Ме́сса (лат. Missa) — основная литургическая служба в латинском обряде Католической Церкви. Состоит из начальных обрядов, Литургии Слова, Евхаристической Литургии и заключительных обрядов. Во время Евхаристической Литургии, согласно учению церкви, происходит пресуществление: хлеб и вино становятся Телом и Кровью Иисуса Христа.





Этимология

Этимология слова «месса» остаётся спорной. Согласно одной версии оно связано с глаголом лат. mittere — «отпускать» и первоначально означало «отпуст», а затем распространилось на всю литургическую службу. Согласно второй гипотезе, оно восходит к латинскому лат. missio — «миссия, послание».

История

Чинопоследование римской мессы сложилось в первые века нашей эры. Примерно с IV века для Западной Церкви стали писаться сакраментарии — полные литургические тексты, но появился ряд местных обрядов в отправлении мессы (галликанский, амвросианский, мосарабский и др.). Помимо Библии, читались и другие книги (в литургии Часов — жития святых и проповеди). Полный индекс со ссылками на все чтения получил название «Спутника книг» — «Comes librorum» или «Liber comitis».

Позже, чтобы упростить процесс, тексты стали выписываться целиком в требуемом для литургии виде. В итоге был создан лекционарий. Под сакраментарием стала пониматься книга епископа или священника, которая содержала принадлежащие целебранту части евхаристической литургии (канон, коллекты, префации и т. д.). Потом получил свою книгу и хор, которая стала называться градуал, псалтерий, а чуть позже — гимнарий (или «liber antiphonarius» ["responsalis", «sequentialis»]). В конце IV века Амвросий Медиоланский в собрании наставлений для новокрещённых, озаглавленном «De sacramentis», процитировал центральную часть канона, где уже было ядро Римского канона мессы (слова «quam oblationem», то есть молитва перед консекрацией). В то же время из сакраментариев выделилось 3 самых главных и полных: Льва, Геласия и Григория, хотя их авторство не доказано. Древнейшим из них является сакраментарий Льва («Sacramentarium Leonianum»), сохранившийся в манускрипте VII века в капитулярной библиотеке в Вероне. Ему предшествовали небольшие книжки («libelli missarum»), содержавшие части мессы, существовавшие в Церкви того или иного диоцеза или местности, но не включавшие канон. Но древнейшим римским миссалом считается сакраментарий Геласия, более полный по сравнению с сакраментарием Льва, содержащий помимо канона несколько вотивных месс. Праздники в нём к тому же были расположены в соответствии с литургическим годом. Древнейший сохранившийся манускрипт его датируется VIII веком и включает часть галликанского обряда.

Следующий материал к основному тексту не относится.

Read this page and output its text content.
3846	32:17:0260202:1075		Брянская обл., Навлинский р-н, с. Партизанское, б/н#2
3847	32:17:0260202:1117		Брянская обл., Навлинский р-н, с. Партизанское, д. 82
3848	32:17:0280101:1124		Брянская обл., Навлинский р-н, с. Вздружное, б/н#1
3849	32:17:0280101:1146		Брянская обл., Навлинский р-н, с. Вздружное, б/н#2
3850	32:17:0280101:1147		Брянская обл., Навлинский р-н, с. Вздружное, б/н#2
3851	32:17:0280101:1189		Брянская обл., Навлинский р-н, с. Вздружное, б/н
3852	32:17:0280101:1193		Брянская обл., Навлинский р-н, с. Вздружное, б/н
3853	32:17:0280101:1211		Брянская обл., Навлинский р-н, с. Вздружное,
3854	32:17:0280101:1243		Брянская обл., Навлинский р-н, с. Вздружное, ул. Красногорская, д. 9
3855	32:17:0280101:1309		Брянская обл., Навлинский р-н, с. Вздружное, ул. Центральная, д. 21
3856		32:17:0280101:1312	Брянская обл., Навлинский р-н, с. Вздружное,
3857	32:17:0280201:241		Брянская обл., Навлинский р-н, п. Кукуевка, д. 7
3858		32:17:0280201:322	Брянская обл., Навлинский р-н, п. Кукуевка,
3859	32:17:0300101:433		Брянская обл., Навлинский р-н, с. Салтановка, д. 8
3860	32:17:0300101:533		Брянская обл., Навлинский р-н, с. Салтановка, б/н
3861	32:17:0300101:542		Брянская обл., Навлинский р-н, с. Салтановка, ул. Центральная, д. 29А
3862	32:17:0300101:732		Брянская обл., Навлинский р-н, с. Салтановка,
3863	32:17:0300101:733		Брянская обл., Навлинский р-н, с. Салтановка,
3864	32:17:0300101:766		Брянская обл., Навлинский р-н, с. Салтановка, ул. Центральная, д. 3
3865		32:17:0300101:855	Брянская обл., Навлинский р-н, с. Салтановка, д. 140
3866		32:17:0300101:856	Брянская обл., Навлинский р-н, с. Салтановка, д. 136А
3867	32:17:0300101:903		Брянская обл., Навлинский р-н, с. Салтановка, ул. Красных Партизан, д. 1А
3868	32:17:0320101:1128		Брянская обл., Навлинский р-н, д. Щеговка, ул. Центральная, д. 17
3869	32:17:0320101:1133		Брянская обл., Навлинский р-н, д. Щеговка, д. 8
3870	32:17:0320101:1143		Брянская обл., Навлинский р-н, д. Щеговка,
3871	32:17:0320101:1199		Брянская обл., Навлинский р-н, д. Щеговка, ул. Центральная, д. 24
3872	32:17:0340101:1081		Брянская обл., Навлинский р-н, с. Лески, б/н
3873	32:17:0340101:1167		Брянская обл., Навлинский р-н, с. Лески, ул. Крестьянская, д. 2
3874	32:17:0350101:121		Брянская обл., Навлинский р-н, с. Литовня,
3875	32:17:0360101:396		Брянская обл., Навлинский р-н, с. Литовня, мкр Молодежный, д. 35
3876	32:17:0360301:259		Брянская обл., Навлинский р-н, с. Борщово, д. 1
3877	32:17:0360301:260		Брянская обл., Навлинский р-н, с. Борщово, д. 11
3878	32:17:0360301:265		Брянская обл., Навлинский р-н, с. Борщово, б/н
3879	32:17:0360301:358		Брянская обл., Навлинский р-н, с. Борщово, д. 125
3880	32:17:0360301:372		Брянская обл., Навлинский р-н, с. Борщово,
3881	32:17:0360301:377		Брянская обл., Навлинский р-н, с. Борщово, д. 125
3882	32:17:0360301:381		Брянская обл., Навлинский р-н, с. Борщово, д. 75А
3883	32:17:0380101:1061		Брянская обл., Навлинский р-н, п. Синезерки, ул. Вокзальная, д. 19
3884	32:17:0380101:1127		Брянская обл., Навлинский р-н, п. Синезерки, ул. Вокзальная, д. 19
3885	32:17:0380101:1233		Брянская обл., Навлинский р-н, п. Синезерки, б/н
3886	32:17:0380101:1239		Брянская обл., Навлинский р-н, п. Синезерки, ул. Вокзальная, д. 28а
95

Понтификат Григория Великого стал крупной вехой в истории римской мессы. В ходе его реформы число изменяемых при каждой мессе молитв было сокращено до трёх — коллекта, секрета и послепричастной молитвы, были введены дополнительные формы «Communicantes» и «Hanc igitur». В то же время был создан знаменитый григорианский хорал. Чин в миссале Пия V 1570 г., если не считать небольших дополнений, очень точно соответствует порядку, установленному Григорием. Григорианский сакраментарий лёг в основу многих поздних, из которых основной — Адриановский, созданный Адрианом I для Карла Великого в 785 или 786 г. В стандартизации литургии в Империи Карлу помог Алкуин, восполнивший пробелы в римском сакраментарии введением фрагментов Геласианского. Алкуиновский римско-галликанский синтез стал окончательной формой римской мессы. Молитвы, произносящиеся у алтаря в своей нынешней форме стали самой поздней частью мессы. Они развились из средневековых обрядов частного приготовления к мессе и получили формальное утверждение в миссале Пия V. Однако практиковались они задолго до Реформации и появились в первом печатном издании римского миссала 1474 г. «Gloria» вводилась постепенно и сначала пелась лишь по праздникам на епископских мессах.

Миссал Пия V был приведён в соответствие с требованиями Тридентского собора и стал называться «Missale Romanum ex decreto sacrosancti Concilii Tridentini restitutum» («Римский миссал, восстановленный по указаниям святого Тридентского Собора»). На его основании сформировалась Тридентская месса. Адриан Фортескье, автор «Описания церемоний римского обряда», в 1912 заметил:

Нет сомнений в том, что в каждой реформе можно найти то, что кто-то предпочёл бы не менять. Но справедливая и разумная критика признает, что проделанное Пием V восстановление литургии было в целом весьма удовлетворительно. Мерилом действий комиссии была древность. Она упразднила позднейшие витиеватости и устремилась к простоте, не разрушая, в то же время, красочные элементы, привносящие в суровую римскую мессу красоту поэзии. Она изгнала сонм длинных секвенций, постепенно загромоздивших мессу, но сохранила пять, несомненно, лучших из них; она сократила процессии и сложный церемониал, но сохранила действительно плодотворные церемонии, свечи, возложение пепла, пальмовые листья и прекрасные обряды Страстной недели. Несомненно, нам, жителям Запада, есть чему радоваться, имея римский обряд в форме, сохранённой миссалом Пия V
.

После этого было несколько ревизий, но до Второго Ватиканского собора они не имели большого значения. Таковы были в частности бреве Климента VIII «Cum sanctissimum» от 7 июля 1604 г. и «Si quid est» Урбана VIII от 2 сентября 1634. Ватиканский градуал 1906 г. стал содержать возрождённые формы напевов, используемые целебрантом, которые должны быть включены в миссал.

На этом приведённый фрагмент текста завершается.